BANDUNG — Peringkat 118 dunia yang kini disandang Timnas Indonesia bukanlah angka kebetulan. Berdasarkan rilis Federasi Sepak Bola Internasional (FIFA) per 10 Juni 2026, posisi tersebut merupakan yang tertinggi sejak Timnas duduk di peringkat 76 pada September 1998. Sebagai perbandingan, peringkat terburuk Indonesia pernah jatuh ke posisi 175 pada September 2021.
Dua Kemenangan Beruntun yang Mengubah Papan Atas
Faktor utama di balik kenaikan drastis ini adalah hasil positif dalam dua laga uji coba FIFA Matchday. Timnas Indonesia sukses membantai Oman dengan skor telak 3-0, lalu menyusul kemenangan tipis 1-0 atas Mozambik. Dua hasil bersih tanpa kebobolan itu menambah bobot poin yang signifikan ke dalam kalkulasi FIFA.
Pelatih asal Kanada, John Herdman, yang baru memegang kendali tim, langsung menuai hasil instan. Meski belum genap setengah tahun menjabat, pendekatan taktisnya dinilai berhasil mengatasi dua lawan dengan karakter berbeda: fisik kuat ala Timur Tengah dan lincah khas Afrika.
Jadwal Berat Menanti di ASEAN Championship 2026
Setelah sukses di laga uji coba, Timnas Indonesia tak punya banyak waktu untuk berpuas diri. Mereka akan menghadapi Kamboja pada laga pembuka babak penyisihan Grup A ASEAN Championship 2026 (Piala AFF) yang berlangsung 27 Juli 2026 pukul 19.00 WIB.
Jadwal padat langsung menanti: melawan Timor Leste pada 31 Juli 2026, Vietnam pada 3 Agustus 2026, dan Singapura pada 7 Agustus 2026. Grup ini dianggap sebagai grup neraka karena dihuni dua tim langganan semifinalis, Vietnam dan Singapura, serta Kamboja yang tengah naik daun.
Mengapa Peringkat 118 Bisa Jadi Momentum?
Bagi pengamat sepak bola nasional, posisi 118 bukanlah sekadar angka. Sejak era 2000-an, Timnas Indonesia kerap terperosok ke peringkat 150-170 akibat minimnya laga resmi dan inkonsistensi prestasi. Kini, dengan tren positif di bawah Herdman, target menembus 100 besar dunia bukan lagi sekadar wacana.

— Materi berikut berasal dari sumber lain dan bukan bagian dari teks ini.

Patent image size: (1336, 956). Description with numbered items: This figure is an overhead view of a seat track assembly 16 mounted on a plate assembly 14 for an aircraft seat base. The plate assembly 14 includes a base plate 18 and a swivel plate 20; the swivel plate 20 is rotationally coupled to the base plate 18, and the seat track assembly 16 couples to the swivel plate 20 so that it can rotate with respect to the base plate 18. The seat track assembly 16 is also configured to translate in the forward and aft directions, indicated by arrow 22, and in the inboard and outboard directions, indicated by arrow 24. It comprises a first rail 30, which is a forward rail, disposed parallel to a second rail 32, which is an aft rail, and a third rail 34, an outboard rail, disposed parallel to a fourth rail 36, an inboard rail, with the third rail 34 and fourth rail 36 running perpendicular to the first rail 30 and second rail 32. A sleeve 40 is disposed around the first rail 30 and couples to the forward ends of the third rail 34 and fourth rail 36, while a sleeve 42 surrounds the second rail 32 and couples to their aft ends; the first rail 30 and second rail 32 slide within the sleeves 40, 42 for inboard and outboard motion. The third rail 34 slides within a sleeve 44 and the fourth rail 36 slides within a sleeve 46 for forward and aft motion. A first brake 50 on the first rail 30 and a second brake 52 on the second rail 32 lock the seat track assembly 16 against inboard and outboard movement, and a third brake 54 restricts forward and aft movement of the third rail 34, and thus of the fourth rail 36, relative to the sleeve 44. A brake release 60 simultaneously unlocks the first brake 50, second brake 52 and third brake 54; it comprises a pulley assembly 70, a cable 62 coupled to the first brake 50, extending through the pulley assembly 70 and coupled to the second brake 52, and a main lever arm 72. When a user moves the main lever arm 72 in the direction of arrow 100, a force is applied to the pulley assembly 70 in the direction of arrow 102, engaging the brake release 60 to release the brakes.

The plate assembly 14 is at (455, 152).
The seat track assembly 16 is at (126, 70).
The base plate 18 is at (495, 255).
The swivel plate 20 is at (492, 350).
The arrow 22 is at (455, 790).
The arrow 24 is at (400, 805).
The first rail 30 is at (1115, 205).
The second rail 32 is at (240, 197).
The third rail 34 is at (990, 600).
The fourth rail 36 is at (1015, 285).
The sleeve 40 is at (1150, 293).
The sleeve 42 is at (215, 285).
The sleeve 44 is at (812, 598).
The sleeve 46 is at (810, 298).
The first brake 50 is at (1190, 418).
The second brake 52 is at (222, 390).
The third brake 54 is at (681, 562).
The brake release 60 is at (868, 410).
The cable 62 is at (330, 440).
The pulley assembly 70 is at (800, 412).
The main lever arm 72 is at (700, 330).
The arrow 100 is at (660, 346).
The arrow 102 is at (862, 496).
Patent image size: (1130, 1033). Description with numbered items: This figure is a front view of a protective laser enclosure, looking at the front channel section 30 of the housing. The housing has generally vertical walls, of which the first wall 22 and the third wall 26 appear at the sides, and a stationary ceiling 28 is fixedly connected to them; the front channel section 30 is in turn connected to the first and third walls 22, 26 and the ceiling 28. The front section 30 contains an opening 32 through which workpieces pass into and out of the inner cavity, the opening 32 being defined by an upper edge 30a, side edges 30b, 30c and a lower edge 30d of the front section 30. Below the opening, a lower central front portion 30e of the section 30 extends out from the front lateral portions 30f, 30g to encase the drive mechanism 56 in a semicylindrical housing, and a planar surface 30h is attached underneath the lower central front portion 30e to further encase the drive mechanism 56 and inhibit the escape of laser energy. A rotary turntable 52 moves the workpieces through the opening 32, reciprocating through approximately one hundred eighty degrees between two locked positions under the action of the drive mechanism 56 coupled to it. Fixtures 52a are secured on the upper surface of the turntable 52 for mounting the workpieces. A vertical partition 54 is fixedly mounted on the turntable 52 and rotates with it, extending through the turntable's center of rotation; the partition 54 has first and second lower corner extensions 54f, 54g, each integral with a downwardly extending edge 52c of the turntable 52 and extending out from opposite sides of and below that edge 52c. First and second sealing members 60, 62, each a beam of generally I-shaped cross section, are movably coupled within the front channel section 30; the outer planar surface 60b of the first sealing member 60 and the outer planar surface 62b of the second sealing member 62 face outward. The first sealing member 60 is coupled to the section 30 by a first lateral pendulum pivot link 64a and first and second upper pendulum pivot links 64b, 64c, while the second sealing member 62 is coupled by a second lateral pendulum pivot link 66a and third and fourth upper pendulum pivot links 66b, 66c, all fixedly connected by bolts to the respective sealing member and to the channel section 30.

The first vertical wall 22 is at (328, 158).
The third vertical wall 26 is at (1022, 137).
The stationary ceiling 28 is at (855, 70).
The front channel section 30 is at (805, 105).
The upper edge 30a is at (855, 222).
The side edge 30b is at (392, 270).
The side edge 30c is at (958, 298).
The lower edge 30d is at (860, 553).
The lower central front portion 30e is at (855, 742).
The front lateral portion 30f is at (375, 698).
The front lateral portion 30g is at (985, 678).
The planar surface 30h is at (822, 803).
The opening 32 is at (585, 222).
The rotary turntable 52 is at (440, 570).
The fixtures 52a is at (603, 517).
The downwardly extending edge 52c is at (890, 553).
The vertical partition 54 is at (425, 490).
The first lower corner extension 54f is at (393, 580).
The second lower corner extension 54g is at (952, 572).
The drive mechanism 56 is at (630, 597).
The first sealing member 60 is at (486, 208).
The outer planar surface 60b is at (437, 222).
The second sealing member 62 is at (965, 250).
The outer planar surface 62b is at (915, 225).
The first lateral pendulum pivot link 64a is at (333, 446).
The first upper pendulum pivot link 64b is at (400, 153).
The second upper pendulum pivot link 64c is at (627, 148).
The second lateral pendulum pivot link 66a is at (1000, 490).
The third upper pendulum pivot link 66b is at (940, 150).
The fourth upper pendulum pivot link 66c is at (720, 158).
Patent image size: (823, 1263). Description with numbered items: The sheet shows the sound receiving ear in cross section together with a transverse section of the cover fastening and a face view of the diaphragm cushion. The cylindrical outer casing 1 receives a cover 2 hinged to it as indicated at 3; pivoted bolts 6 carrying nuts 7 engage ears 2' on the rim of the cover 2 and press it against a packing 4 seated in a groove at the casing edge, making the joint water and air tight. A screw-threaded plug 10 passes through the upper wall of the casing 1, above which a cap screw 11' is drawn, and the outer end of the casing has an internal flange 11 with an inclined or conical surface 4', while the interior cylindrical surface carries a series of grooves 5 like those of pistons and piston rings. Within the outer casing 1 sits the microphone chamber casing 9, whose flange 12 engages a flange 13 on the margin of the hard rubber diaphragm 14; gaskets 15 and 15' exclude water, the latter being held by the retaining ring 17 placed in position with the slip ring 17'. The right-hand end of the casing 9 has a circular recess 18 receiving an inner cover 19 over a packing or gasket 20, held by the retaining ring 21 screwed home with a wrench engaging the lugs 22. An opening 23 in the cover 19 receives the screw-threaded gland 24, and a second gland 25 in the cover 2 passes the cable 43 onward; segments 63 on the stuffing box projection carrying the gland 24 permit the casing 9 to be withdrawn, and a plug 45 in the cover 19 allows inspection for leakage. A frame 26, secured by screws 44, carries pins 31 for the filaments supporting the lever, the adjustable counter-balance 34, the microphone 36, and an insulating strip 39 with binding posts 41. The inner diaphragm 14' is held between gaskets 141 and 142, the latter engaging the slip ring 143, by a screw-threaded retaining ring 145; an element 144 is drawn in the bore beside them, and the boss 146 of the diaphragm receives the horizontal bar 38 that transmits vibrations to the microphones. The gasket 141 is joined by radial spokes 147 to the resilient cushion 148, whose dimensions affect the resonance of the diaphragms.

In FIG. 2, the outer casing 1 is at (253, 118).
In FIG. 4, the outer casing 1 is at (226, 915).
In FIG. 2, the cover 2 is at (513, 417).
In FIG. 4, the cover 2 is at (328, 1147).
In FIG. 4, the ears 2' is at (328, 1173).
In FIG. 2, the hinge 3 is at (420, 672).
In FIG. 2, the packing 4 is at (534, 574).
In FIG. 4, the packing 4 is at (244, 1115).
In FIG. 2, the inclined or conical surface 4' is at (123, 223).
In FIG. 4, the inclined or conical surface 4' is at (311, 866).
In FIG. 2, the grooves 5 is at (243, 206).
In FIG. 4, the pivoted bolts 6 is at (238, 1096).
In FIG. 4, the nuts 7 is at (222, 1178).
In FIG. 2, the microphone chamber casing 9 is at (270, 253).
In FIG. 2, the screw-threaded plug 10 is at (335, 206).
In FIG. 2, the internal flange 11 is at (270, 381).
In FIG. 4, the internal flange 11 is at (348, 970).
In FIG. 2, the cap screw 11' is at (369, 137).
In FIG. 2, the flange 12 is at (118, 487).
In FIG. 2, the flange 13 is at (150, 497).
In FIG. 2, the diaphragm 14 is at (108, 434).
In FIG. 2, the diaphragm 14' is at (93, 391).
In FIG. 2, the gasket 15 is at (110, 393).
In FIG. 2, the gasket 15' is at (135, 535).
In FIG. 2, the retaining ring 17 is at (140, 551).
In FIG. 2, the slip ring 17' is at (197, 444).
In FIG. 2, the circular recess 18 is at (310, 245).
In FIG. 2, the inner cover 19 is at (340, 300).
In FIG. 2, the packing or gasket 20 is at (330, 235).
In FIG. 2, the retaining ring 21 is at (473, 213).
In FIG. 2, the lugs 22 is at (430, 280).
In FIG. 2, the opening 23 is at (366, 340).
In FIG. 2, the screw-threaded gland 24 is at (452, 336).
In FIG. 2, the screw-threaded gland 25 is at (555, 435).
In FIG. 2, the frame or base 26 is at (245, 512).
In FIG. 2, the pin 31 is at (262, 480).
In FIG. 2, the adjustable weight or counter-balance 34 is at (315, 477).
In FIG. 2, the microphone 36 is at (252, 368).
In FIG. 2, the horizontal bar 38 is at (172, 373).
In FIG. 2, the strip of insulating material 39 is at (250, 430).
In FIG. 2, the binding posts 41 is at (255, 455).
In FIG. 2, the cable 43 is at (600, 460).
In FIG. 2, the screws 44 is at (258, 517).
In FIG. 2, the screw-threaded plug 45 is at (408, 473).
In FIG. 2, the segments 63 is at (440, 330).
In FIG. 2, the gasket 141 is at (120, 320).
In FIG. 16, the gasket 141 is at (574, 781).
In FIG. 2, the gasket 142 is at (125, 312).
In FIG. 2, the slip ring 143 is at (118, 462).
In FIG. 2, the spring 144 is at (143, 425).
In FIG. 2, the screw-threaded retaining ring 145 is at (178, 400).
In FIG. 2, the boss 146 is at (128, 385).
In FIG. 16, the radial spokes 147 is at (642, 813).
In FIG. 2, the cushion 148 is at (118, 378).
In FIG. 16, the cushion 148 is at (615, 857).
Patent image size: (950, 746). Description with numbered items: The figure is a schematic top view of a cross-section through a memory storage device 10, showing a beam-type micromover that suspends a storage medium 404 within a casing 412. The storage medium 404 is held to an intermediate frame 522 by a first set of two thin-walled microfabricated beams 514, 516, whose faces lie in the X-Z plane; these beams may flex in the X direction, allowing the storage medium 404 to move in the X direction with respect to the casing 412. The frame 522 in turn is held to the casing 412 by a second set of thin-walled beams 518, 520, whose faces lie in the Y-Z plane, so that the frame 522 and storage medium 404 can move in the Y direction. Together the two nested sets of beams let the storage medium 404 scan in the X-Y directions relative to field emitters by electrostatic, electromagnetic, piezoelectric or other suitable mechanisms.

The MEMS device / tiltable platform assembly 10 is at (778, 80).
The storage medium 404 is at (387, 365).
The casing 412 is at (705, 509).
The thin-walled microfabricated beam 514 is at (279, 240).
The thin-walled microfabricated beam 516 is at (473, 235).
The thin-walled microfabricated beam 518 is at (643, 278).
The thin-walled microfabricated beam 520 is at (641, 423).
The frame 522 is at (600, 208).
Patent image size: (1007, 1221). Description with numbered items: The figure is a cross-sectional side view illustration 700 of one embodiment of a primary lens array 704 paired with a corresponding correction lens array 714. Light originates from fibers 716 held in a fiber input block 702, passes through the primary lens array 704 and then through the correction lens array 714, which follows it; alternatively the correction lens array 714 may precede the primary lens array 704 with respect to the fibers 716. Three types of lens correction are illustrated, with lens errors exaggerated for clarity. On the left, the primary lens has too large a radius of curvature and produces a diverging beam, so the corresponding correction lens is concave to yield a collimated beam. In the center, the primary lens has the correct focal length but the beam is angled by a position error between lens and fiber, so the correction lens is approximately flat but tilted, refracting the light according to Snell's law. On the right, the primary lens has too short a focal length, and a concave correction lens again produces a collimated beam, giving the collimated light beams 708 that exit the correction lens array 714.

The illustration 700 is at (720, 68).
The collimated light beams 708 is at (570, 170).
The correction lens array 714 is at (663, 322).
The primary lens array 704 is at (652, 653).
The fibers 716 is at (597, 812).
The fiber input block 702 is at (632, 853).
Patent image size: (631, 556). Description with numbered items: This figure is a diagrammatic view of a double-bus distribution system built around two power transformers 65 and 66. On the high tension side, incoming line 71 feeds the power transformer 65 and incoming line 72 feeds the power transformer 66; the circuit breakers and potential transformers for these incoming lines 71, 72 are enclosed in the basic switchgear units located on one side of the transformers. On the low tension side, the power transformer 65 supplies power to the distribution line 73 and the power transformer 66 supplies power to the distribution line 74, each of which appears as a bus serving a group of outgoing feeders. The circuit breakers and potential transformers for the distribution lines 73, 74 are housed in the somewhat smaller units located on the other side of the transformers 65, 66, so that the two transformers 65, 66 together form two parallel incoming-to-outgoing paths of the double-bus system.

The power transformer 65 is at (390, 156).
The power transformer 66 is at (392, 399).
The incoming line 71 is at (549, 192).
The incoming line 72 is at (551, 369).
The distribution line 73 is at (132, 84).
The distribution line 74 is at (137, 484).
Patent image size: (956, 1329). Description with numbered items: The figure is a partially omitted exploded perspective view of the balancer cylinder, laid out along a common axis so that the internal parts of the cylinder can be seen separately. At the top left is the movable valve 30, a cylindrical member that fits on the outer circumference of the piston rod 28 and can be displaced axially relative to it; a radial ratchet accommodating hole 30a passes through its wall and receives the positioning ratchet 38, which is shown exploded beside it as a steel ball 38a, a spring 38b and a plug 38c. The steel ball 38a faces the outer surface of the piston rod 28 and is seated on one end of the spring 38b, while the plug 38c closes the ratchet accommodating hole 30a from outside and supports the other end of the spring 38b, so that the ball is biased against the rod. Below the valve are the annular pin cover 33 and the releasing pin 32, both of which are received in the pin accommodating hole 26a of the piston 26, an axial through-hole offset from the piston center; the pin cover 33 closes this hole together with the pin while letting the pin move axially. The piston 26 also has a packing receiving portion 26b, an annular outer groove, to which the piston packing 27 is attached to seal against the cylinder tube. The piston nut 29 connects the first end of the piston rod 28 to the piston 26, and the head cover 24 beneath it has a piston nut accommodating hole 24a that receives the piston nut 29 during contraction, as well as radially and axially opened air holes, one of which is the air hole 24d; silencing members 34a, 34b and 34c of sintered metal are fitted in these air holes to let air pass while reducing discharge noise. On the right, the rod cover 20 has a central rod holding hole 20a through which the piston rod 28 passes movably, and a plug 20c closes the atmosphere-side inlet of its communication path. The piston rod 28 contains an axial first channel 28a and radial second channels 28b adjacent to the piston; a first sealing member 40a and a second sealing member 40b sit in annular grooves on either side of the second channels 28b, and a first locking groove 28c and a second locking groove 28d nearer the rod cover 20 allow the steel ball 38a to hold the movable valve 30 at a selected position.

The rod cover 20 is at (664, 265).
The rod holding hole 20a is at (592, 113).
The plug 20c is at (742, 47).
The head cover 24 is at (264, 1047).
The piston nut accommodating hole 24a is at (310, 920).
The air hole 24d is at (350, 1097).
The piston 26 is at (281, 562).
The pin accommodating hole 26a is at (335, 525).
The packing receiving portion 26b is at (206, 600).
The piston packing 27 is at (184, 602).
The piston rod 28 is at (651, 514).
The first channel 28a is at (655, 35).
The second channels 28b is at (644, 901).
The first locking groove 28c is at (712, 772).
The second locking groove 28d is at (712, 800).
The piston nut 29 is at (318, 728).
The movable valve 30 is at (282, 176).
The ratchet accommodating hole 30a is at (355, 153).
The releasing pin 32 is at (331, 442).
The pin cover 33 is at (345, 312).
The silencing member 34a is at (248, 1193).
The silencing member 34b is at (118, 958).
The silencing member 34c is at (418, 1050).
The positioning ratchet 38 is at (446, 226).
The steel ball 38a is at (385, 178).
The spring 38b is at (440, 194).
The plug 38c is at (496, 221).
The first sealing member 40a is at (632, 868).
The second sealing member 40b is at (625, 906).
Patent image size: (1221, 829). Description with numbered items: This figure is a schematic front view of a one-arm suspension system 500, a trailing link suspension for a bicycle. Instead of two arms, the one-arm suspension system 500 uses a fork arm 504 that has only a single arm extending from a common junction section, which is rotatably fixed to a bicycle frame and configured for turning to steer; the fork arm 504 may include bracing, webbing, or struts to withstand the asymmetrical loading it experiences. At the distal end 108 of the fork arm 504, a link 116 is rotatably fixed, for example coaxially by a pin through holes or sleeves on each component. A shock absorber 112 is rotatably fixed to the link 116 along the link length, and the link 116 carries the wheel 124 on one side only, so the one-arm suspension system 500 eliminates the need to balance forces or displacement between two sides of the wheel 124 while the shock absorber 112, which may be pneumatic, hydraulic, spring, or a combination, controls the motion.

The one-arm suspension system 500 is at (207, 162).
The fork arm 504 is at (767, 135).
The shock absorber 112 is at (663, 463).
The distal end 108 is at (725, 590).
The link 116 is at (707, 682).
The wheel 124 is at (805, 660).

Namun, tantangan sesungguhnya adalah menjaga konsistensi. Ranking FIFA bukanlah hadiah statis; ia bisa naik drastis dan turun drastis dalam waktu singkat tergantung hasil pertandingan. Laga melawan Vietnam dan Singapura di ASEAN Championship nanti akan menjadi ujian sesungguhnya apakah peringkat ini bisa dipertahankan atau justru kembali longsor.